You’ve probably already realised the couting places along the alphabet is time-consuming and annoying. Much like with telling time, there’s a way to compute values that doesn’t involve counting. In the case of the clock, \(9 + 6 = 15\), which is 3 more than 12 (the number of positions on a clock). We write this fact as \(15 \equiv 3 \pmod{12}\) which is read as “15 is equivalent (or congruent) to 3 modulo 12”. Similarly, the letter x
is encrypted as \( 23 + 5 = 28\), which is 2 more than 26 (the total number of letters in our alphabet). As such, we can write \(28 \equiv 2 \pmod{26}\). Now we get the same answer numerically as we would get from counting, 2, which corresponds to the letter C
. For large values, we may need to wrap around more than once. For example, what time is it 25 hours after 5 o’clock? \(5 + 25 = 30\), which is 6 hours past two complete turns around the clock. It would be 6 o’clock, also denoted as \(30 \equiv 6 \pmod{12}\)

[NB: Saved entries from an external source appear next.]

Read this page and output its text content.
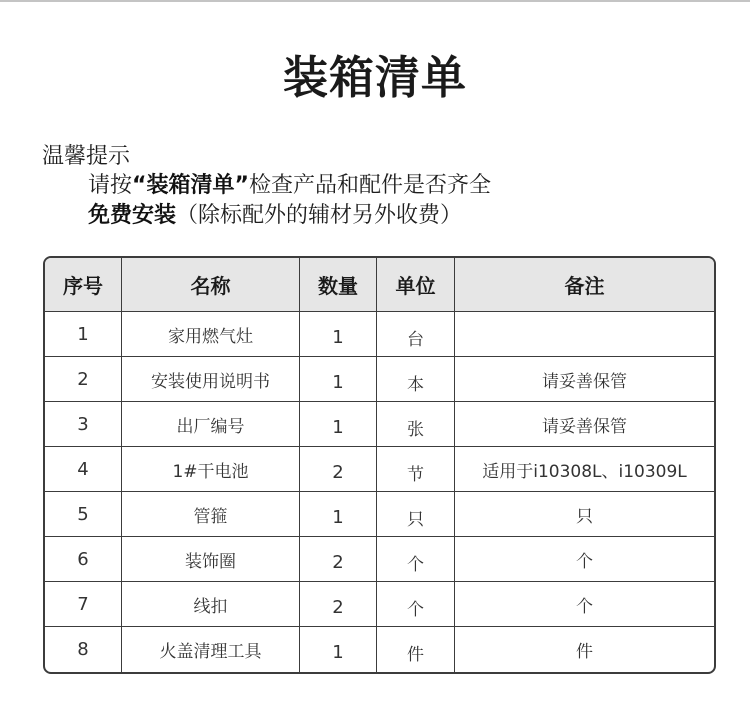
装箱清单
温馨提示
请按“装箱清单”检查产品和配件是否齐全
免费安装（除标配外的辅材另外收费）
序号	名称	数量	单位	备注
1	家用燃气灶	1	台
2	安装使用说明书	1	本	请妥善保管
3	出厂编号	1	张	请妥善保管
4	1#干电池	2	节	适用于i10308L、i10309L
5	管箍	1	只	只
6	装饰圈	2	个	个
7	线扣	2	个	个
8	火盖清理工具	1	件	件
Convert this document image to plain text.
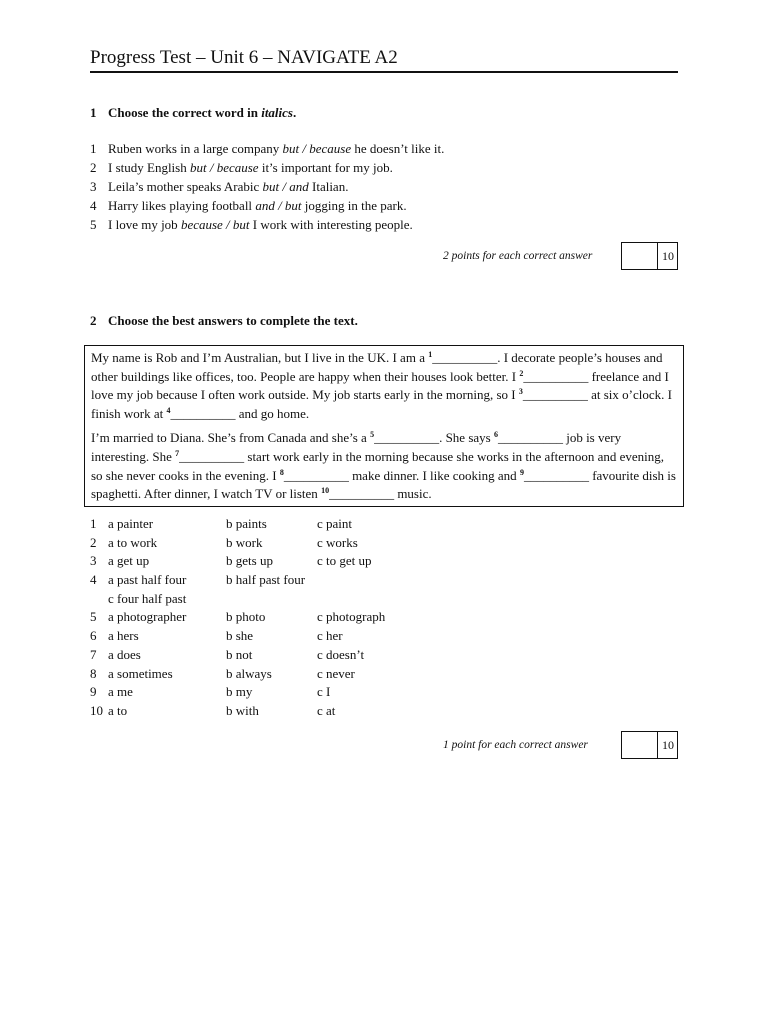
Progress Test – Unit 6 – NAVIGATE A2
1 Choose the correct word in italics.
1 Ruben works in a large company but / because he doesn’t like it.
2 I study English but / because it’s important for my job.
3 Leila’s mother speaks Arabic but / and Italian.
4 Harry likes playing football and / but jogging in the park.
5 I love my job because / but I work with interesting people.
2 points for each correct answer	10
2 Choose the best answers to complete the text.

My name is Rob and I’m Australian, but I live in the UK. I am a $^1$__________. I decorate people’s houses and other buildings like offices, too. People are happy when their houses look better. I $^2$__________ freelance and I love my job because I often work outside. My job starts early in the morning, so I $^3$__________ at six o’clock. I finish work at $^4$__________ and go home.

I’m married to Diana. She’s from Canada and she’s a $^5$__________. She says $^6$__________ job is very interesting. She $^7$__________ start work early in the morning because she works in the afternoon and evening, so she never cooks in the evening. I $^8$__________ make dinner. I like cooking and $^9$__________ favourite dish is spaghetti. After dinner, I watch TV or listen $^{10}$__________ music.

1 a painter	b paints	c paint
2 a to work	b work	c works
3 a get up	b gets up	c to get up
4 a past half four	b half past four
c four half past
5 a photographer	b photo	c photograph
6 a hers	b she	c her
7 a does	b not	c doesn’t
8 a sometimes	b always	c never
9 a me	b my	c I
10 a to	b with	c at
1 point for each correct answer	10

These types of operations will be extremely important in your work in this course. We call this method of addition modulo arithmetic. On a clock the modulus is 12, while in the Casear Cipher the modulus is 26. Let’s define this operation and set some terminology.
Modulo Arithmetic: For a positive integer \(n\), two numbers \(a\) and \(b\) are said to be congruent modulo \(n\), if their difference \(a − b\) is an integer multiple of \(n\). That is, if there exists an integer \(k\) such that \(a − b = kn\). We write this as \(a \equiv b \pmod{n}\). Put another way, \(a\) and \(b\) are congruent modulo \(n\) if there is an integer \(k\) (which could be positive, negative, or zero) such that \(a = b + kn\). We call \(b\) the reduction of \(a\) modulo \(n\) or say that \(a\) reduces to \(b\). We will use the notation MOD to indicate the reduction (for example: \(28 \text{ MOD } 26 = 2\))
Examples#
\(5 \equiv 8 \pmod{3}\) because \(5 - 8\) is an integer multiple of \(3\) (\(-3 = 3 \cdot -1\))
\(17 \equiv 5 \pmod{3}\) because \(17 - 5\) is an integer multiple of \(3\) (\(12 = 3 \cdot 4\))
\(9 \equiv 9 \pmod{11}\) because \(9 - 9\) is an integer multiple of \(11\) (\(0 = 11 \cdot 0\))
\(-2 \equiv 50 \pmod{26}\) because \(-2 - 50\) is an integer multiple of \(26\) (\(-52 = 26 \cdot -2\))